All of those phrases produce the same GotoLocationIntent with a populated location parameter with the value pond.
- "intent": {
- "name": "GotoLocationIntent",
- "confirmationStatus": "NONE",
- "slots": {
- "location": {
- "name": "location",
- "value": "duck pond",
- "resolutions": {
- "resolutionsPerAuthority": [
- {
- "authority": "amzn1.er-authority.echo-sdk.amzn1.ask.skill.92304d4d-42a5-4371-9b13-97b4a79b9ad0.FarmLocations",
- "status": {
- "code": "ER_SUCCESS_MATCH"
- },
- "values": [
- {
- "value": {
- "name": "pond",
- "id": "d873154f067233434b64c0b8b2348cdb"
- }
- }
- ]
- }
- ]
- },
- "confirmationStatus": "NONE",
- "source": "USER"
- }
The Alexa Request above was generated using the Alexa test console.

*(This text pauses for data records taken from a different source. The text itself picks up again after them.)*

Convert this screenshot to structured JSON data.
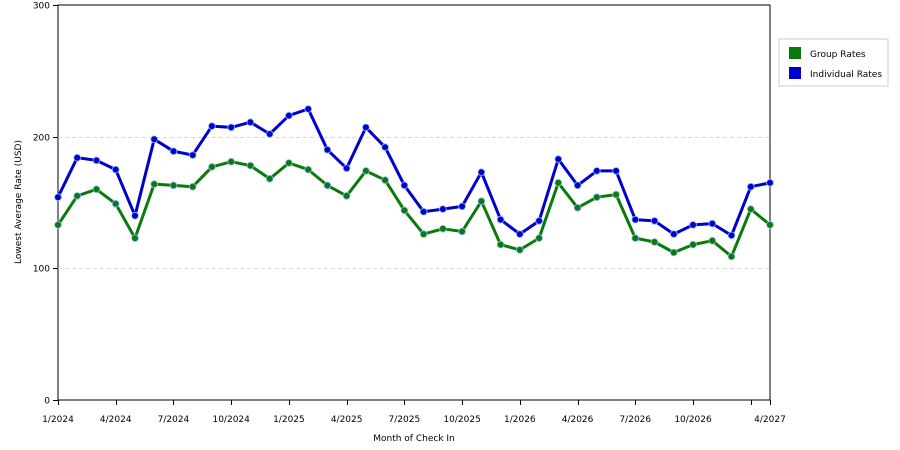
{
  "chart_data": {
    "type": "line",
    "xlabel": "Month of Check In",
    "ylabel": "Lowest Average Rate (USD)",
    "ylim": [
      0,
      300
    ],
    "y_ticks": [
      0,
      100,
      200,
      300
    ],
    "x_tick_labels": [
      "1/2024",
      "4/2024",
      "7/2024",
      "10/2024",
      "1/2025",
      "4/2025",
      "7/2025",
      "10/2025",
      "1/2026",
      "4/2026",
      "7/2026",
      "10/2026",
      "4/2027"
    ],
    "x_tick_months": [
      0,
      3,
      6,
      9,
      12,
      15,
      18,
      21,
      24,
      27,
      30,
      33,
      39
    ],
    "x_extra_tick_months": [
      36
    ],
    "x_range_months": [
      0,
      37
    ],
    "gridlines": "horizontal dashed at 100 and 200",
    "legend_position": "right",
    "series": [
      {
        "name": "Group Rates",
        "color": "#0a7a0a",
        "values": [
          133,
          155,
          160,
          149,
          123,
          164,
          163,
          162,
          177,
          181,
          178,
          168,
          180,
          175,
          163,
          155,
          174,
          167,
          144,
          126,
          130,
          128,
          151,
          118,
          114,
          123,
          165,
          146,
          154,
          156,
          123,
          120,
          112,
          118,
          121,
          109,
          145,
          133
        ]
      },
      {
        "name": "Individual Rates",
        "color": "#0000cc",
        "values": [
          154,
          184,
          182,
          175,
          140,
          198,
          189,
          186,
          208,
          207,
          211,
          202,
          216,
          221,
          190,
          176,
          207,
          192,
          163,
          143,
          145,
          147,
          173,
          137,
          126,
          136,
          183,
          163,
          174,
          174,
          137,
          136,
          126,
          133,
          134,
          125,
          162,
          165
        ]
      }
    ]
  }
}
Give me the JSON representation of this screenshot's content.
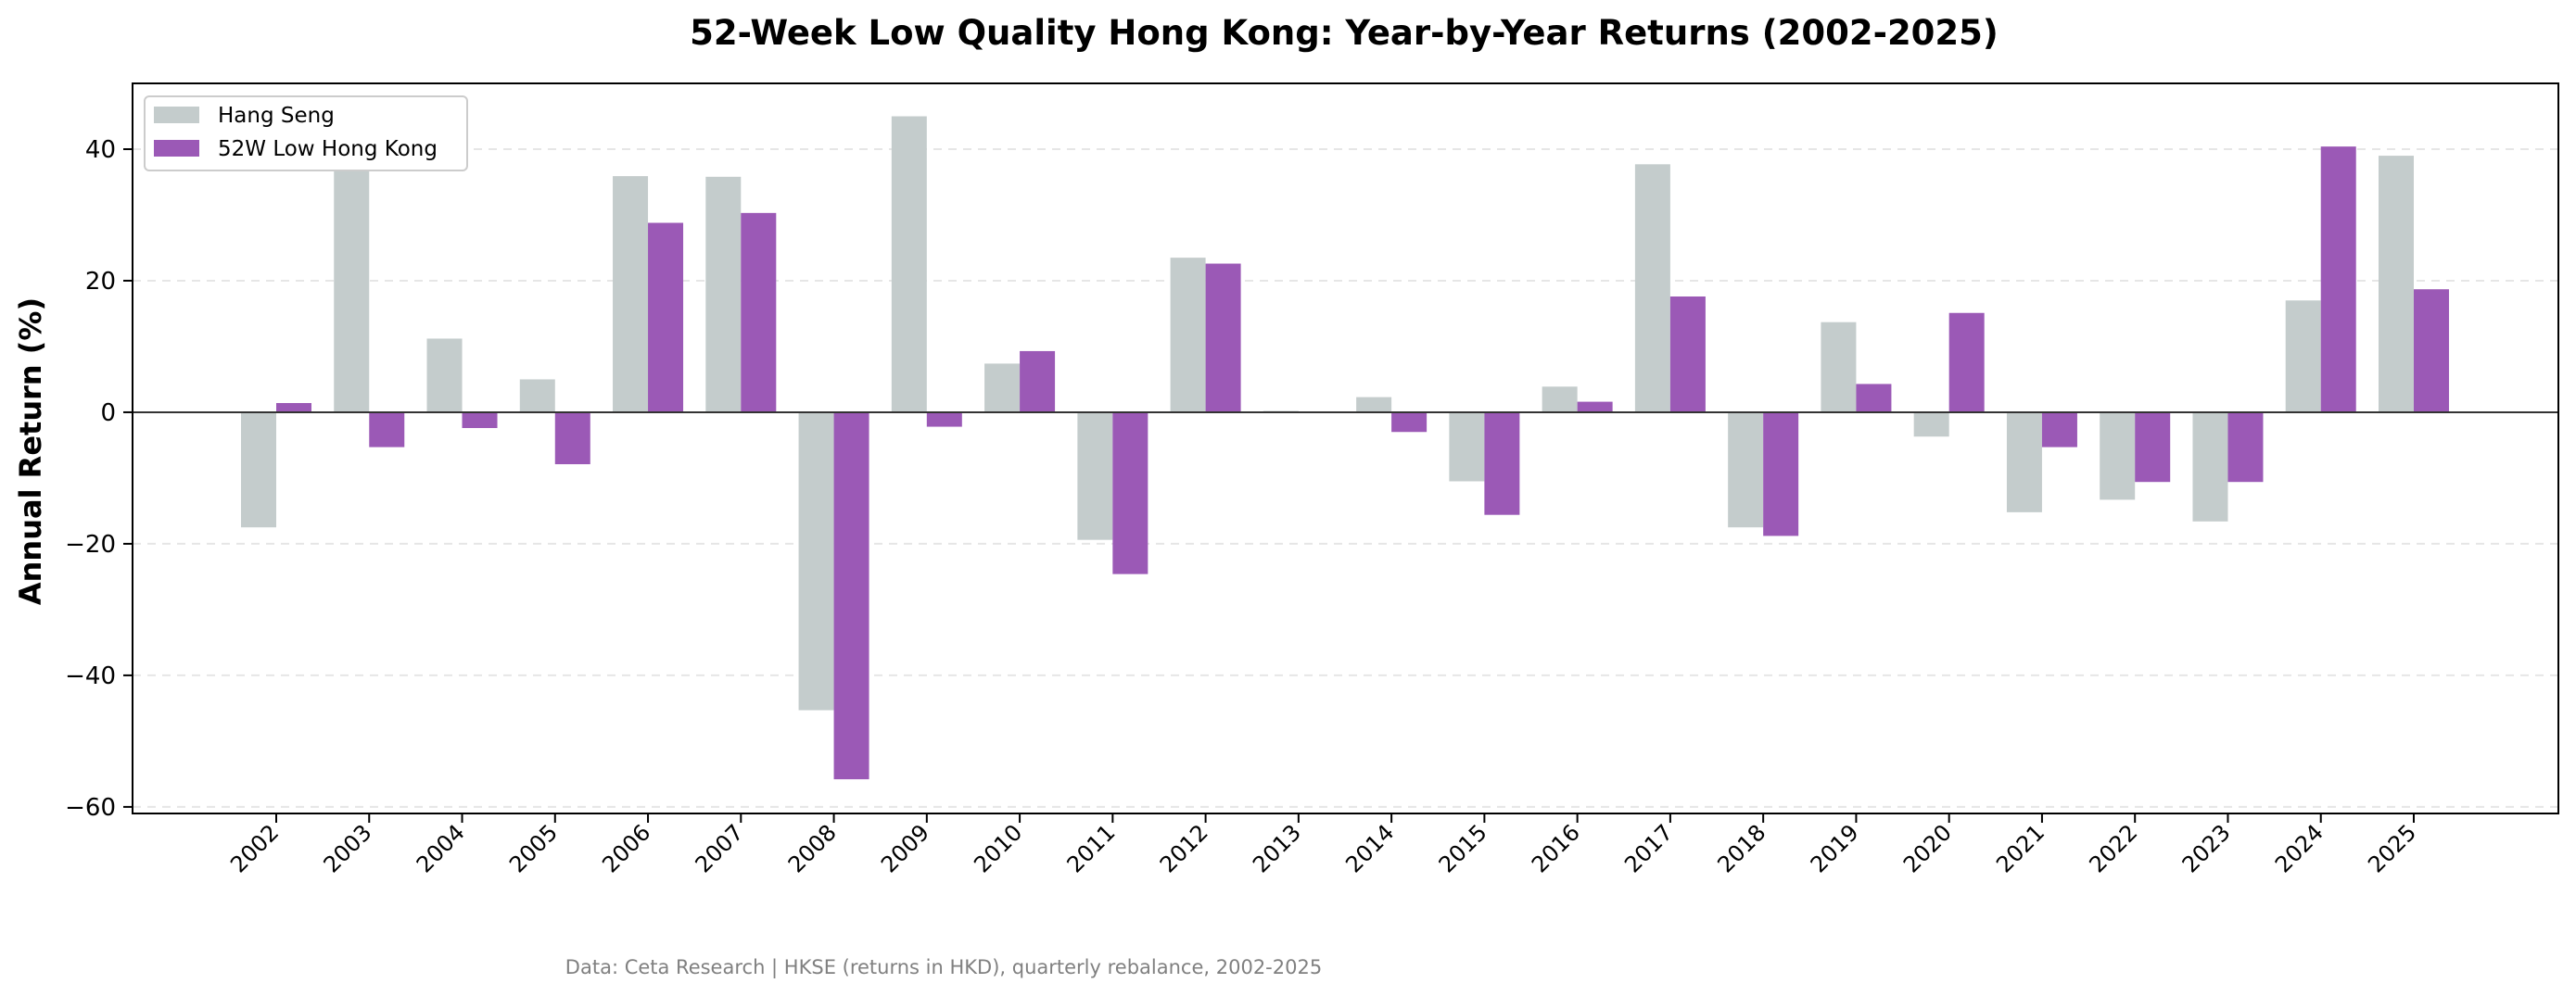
{
  "chart_data": {
    "type": "bar",
    "title": "52-Week Low Quality Hong Kong: Year-by-Year Returns (2002-2025)",
    "xlabel": "",
    "ylabel": "Annual Return (%)",
    "ylim": [
      -61,
      50
    ],
    "yticks": [
      -60,
      -40,
      -20,
      0,
      20,
      40
    ],
    "grid": "y-dashed",
    "legend_position": "top-left",
    "categories": [
      "2002",
      "2003",
      "2004",
      "2005",
      "2006",
      "2007",
      "2008",
      "2009",
      "2010",
      "2011",
      "2012",
      "2013",
      "2014",
      "2015",
      "2016",
      "2017",
      "2018",
      "2019",
      "2020",
      "2021",
      "2022",
      "2023",
      "2024",
      "2025"
    ],
    "series": [
      {
        "name": "Hang Seng",
        "color": "#c4cccc",
        "values": [
          -17.5,
          36.9,
          11.2,
          5.0,
          35.9,
          35.8,
          -45.3,
          45.0,
          7.4,
          -19.4,
          23.5,
          0.2,
          2.3,
          -10.5,
          3.9,
          37.7,
          -17.5,
          13.7,
          -3.7,
          -15.2,
          -13.3,
          -16.6,
          17.0,
          39.0
        ]
      },
      {
        "name": "52W Low Hong Kong",
        "color": "#9b59b6",
        "values": [
          1.4,
          -5.3,
          -2.4,
          -7.9,
          28.8,
          30.3,
          -55.8,
          -2.2,
          9.3,
          -24.6,
          22.6,
          0.0,
          -3.0,
          -15.6,
          1.6,
          17.6,
          -18.8,
          4.3,
          15.1,
          -5.3,
          -10.6,
          -10.6,
          40.4,
          18.7
        ]
      }
    ],
    "footer": "Data: Ceta Research | HKSE (returns in HKD), quarterly rebalance, 2002-2025"
  }
}
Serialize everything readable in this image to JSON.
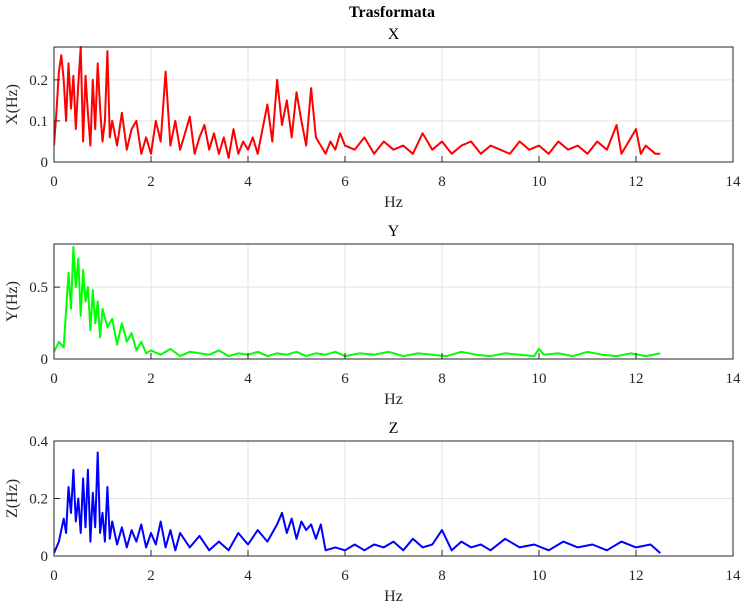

It's worth noting that if the user speaks a phrase that matches the GotoLocationIntent but does not match a slot value, the slot value is still submitted to the skill. For example, if the user says and the value hospital is not included in the Slot Type, the request is submitted with the slot name location set to the value hospital.
go to hospital
Be careful with using this approach since this relies on Alexa's capability to translate speech to text. It might not always get it right. As a best practice, if you doing something mission-critical, like reserving a flight, you should confirm the value with the user and respond with something like:
I heard you say you want to fly to Chicago, is that correct?
You can also accept numeric input, like telephone numbers using built-in slot types on Alexa like AMAZON.PhoneNumber.
DialogFlow has the same concept but refers to it at Entities. You can define list-type entities with synonyms just as you can define Slot Types in the Alexa console, including its own set of built-in system entity types, like @sys.phone-number.
Summary
This is just a start and an introduction to modeling voice interaction for your voice application. Once you have the first version of the iteration model, you should test it with users who have no instructions on how to use your skill. This is a good test to determine if your voice applications responses are natural and intuitive. You can also submit it for use by beta testers on both the Alexa console and the Google Action console.
The Alexa console does not report the text of a user's request. If you are in production and find that the AMAZON.FallbackIntent is being invoked often, there is no way to determine what users are saying. DialogFlow, on the other hand, does report requests that were mapped to the Default Fallback Intent.
As of the time of this writing, Amazon released the AWS Certified Alexa Skill Builder exam to beta. I took it on Jan. 7 and can confirm that you need to know how to configure invocation names, intents, and slot types.